I could have given up at this point. But instinct and a determination to give it one last shot led me to apply again. This time I got a place at Cardiff School of Medicine, where I am now in my fourth year. After my first year, I travelled to the USA solo in search of blind and deaf doctors, to see if what I was doing was really possible. I met five blind doctors and one deaf doctor, and they were all living proof that I was right to continue pursuing my doctor dream. I am now the first deafblind person to be training towards becoming a doctor here in the UK.

Medical school has certainly had its ups and downs, but I try to embrace all the challenges with positivity and a forward focus. In my first year, I was also a member of the GB Skiing Team, which I balanced between study and exams. But 15 admissions to intensive care since the start of medical school, and a more recent diagnosis of a potentially progressive condition, have meant I had to not only stop this, but focus entirely on my course. Following a particularly bad admission during which I contracted sepsis and pneumonia and was very much treading the line between life and death, I have decided to go part-time in my studies, to allow recuperation and stability in between.

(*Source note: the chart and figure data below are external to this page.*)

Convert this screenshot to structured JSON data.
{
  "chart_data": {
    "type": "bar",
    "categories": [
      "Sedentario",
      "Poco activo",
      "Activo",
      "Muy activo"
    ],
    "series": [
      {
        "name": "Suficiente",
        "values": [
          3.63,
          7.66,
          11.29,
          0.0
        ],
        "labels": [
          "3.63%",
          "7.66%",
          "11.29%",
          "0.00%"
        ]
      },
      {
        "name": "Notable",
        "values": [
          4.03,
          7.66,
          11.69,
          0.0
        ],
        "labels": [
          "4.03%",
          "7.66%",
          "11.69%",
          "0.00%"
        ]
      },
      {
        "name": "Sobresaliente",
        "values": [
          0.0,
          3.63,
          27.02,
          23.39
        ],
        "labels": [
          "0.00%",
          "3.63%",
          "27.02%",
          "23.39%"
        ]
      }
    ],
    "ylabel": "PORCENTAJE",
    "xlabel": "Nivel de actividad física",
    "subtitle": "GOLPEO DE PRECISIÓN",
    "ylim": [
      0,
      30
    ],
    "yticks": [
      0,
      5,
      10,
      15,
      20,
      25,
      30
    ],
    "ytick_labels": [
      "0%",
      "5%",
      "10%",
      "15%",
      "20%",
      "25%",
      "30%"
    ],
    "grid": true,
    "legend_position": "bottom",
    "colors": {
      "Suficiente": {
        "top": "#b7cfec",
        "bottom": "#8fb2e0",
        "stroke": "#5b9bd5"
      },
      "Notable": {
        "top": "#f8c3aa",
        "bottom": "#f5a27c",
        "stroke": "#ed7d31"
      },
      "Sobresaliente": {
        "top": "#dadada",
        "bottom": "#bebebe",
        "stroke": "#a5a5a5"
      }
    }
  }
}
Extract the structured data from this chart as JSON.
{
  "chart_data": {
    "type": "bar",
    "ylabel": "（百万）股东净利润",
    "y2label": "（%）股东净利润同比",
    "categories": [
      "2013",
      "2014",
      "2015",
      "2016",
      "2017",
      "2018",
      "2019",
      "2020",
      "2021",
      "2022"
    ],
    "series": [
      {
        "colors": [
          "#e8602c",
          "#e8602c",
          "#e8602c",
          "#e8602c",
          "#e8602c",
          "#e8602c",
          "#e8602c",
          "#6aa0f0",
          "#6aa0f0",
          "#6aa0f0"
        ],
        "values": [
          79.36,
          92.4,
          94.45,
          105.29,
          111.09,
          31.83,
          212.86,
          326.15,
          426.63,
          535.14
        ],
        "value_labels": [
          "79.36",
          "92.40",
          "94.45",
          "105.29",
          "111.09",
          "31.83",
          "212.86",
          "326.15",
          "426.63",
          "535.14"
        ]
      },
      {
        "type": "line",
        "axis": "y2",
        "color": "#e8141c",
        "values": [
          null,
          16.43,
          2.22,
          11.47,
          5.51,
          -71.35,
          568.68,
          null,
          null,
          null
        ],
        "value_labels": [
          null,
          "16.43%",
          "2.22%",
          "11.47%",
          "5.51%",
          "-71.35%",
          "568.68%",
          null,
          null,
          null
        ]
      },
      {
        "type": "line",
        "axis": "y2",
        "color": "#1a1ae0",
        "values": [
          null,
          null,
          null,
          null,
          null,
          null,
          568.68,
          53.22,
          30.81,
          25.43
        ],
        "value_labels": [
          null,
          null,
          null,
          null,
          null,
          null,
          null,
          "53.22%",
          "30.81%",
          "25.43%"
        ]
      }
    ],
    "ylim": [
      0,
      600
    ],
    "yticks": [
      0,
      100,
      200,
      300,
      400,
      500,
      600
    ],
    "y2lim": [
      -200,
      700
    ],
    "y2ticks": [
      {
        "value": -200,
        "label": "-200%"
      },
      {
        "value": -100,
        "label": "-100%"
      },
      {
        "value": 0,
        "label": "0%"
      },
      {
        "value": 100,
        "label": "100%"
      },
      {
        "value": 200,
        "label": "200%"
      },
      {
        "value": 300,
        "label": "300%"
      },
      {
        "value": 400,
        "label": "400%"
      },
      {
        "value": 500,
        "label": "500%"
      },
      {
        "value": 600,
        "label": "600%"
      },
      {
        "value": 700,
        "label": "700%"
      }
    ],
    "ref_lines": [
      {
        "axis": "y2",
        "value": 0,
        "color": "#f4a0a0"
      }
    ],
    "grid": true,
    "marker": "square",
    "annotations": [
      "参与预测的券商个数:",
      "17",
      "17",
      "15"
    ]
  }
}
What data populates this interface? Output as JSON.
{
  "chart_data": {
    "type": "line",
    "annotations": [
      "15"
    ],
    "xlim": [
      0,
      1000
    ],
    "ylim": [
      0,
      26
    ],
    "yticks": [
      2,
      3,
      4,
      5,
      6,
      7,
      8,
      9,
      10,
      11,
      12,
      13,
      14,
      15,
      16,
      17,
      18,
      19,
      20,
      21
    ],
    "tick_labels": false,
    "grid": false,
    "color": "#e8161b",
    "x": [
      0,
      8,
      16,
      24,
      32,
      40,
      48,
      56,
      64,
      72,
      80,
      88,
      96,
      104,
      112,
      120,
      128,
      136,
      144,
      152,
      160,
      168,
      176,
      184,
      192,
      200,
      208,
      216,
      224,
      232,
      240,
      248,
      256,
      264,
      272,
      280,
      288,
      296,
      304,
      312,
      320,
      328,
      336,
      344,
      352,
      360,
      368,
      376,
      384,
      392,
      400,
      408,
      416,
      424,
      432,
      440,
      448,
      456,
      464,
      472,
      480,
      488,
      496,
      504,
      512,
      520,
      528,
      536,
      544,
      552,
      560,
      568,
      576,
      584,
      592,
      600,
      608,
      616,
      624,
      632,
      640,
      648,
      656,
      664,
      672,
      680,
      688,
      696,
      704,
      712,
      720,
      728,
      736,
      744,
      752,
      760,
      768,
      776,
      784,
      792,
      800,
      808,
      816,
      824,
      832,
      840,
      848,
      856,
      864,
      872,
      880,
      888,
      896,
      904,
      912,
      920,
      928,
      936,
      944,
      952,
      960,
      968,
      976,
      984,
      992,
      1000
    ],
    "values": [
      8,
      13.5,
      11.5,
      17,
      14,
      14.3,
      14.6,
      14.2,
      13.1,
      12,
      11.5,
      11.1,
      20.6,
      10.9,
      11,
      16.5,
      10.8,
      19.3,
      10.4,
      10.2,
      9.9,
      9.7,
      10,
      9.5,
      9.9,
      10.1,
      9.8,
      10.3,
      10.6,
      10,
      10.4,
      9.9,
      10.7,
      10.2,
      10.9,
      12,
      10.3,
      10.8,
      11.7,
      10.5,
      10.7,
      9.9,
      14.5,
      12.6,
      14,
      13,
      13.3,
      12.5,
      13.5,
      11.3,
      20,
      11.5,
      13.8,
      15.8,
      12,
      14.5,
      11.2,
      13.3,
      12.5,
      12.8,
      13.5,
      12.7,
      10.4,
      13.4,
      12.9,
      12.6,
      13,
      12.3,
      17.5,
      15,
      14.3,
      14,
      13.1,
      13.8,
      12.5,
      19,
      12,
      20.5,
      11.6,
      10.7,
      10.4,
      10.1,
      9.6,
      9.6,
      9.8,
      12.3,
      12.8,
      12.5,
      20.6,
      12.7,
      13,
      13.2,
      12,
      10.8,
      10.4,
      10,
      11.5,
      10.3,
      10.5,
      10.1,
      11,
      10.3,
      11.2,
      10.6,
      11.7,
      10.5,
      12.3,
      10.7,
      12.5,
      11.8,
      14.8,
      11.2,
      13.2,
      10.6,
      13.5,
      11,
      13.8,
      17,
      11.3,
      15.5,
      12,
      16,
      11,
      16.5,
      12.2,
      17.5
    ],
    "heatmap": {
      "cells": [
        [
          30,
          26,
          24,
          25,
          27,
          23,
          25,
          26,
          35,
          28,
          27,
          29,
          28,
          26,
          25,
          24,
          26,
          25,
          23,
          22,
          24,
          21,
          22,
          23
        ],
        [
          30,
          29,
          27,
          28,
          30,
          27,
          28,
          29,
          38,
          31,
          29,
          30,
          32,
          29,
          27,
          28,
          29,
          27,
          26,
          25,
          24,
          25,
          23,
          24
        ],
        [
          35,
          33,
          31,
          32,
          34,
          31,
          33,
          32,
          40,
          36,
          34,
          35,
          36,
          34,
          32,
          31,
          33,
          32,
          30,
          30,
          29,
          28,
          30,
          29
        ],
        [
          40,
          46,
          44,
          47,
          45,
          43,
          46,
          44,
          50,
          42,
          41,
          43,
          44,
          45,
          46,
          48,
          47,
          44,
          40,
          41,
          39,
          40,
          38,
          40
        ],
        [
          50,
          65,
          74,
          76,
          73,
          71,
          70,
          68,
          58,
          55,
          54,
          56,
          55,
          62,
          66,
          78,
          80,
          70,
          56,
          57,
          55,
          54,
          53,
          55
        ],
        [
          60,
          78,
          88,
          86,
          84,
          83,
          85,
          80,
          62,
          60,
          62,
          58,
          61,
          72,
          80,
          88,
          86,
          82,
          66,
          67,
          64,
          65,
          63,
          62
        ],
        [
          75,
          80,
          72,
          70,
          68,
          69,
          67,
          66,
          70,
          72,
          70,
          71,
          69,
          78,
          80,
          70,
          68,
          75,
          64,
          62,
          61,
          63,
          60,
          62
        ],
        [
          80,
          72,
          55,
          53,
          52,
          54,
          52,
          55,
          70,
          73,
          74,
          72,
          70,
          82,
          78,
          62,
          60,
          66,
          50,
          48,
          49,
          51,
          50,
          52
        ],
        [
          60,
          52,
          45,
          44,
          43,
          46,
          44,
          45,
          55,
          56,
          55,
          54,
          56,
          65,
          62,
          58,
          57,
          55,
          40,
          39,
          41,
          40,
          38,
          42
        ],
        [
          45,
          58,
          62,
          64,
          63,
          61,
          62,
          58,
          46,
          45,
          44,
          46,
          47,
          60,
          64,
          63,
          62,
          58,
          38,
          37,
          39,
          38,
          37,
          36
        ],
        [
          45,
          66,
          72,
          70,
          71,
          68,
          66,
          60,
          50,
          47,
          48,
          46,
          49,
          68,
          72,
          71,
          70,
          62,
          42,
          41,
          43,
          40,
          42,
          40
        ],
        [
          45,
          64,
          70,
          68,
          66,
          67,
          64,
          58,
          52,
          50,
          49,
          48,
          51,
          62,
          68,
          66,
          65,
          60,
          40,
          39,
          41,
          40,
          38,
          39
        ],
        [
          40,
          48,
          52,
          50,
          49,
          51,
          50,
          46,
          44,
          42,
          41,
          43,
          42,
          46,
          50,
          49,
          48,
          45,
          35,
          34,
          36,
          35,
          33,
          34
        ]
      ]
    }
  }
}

I have faced, and continue to face, a lot of discrimination though. On my first day of placement a senior doctor came up to me and said ‘Imagine you’re a patient. Would you want a disabled doctor treating you? Absolutely not!’ I was then sent home. Shortly afterwards, another doctor came up to me and said: ‘What are you doing with the patient’s cane?’. I had to explain that the cane was in fact my cane, because I am registered blind, but they looked at me in disgust and said ‘I don’t want you touching any of the patients’.

Another time, when I asked a doctor to speak louder on the ward round so that I could hear, they walked away and muttered to a colleague ‘how do you expect an invalid like her to run the NHS?’.

It’s hard, but I’m continuing to push through — I recently founded a nationwide campaign called ‘Faces of the NHS’, which is a portraiture photography project that celebrates the diversity of all NHS staff, showing that we should appreciate our differences, not stereotype them. I hope that by doing things like this, by sharing my story to empower others to go into the field of medicine and follow their dreams — regardless of disability — it will help shift social perceptions and push for culture change throughout our workforce for the future.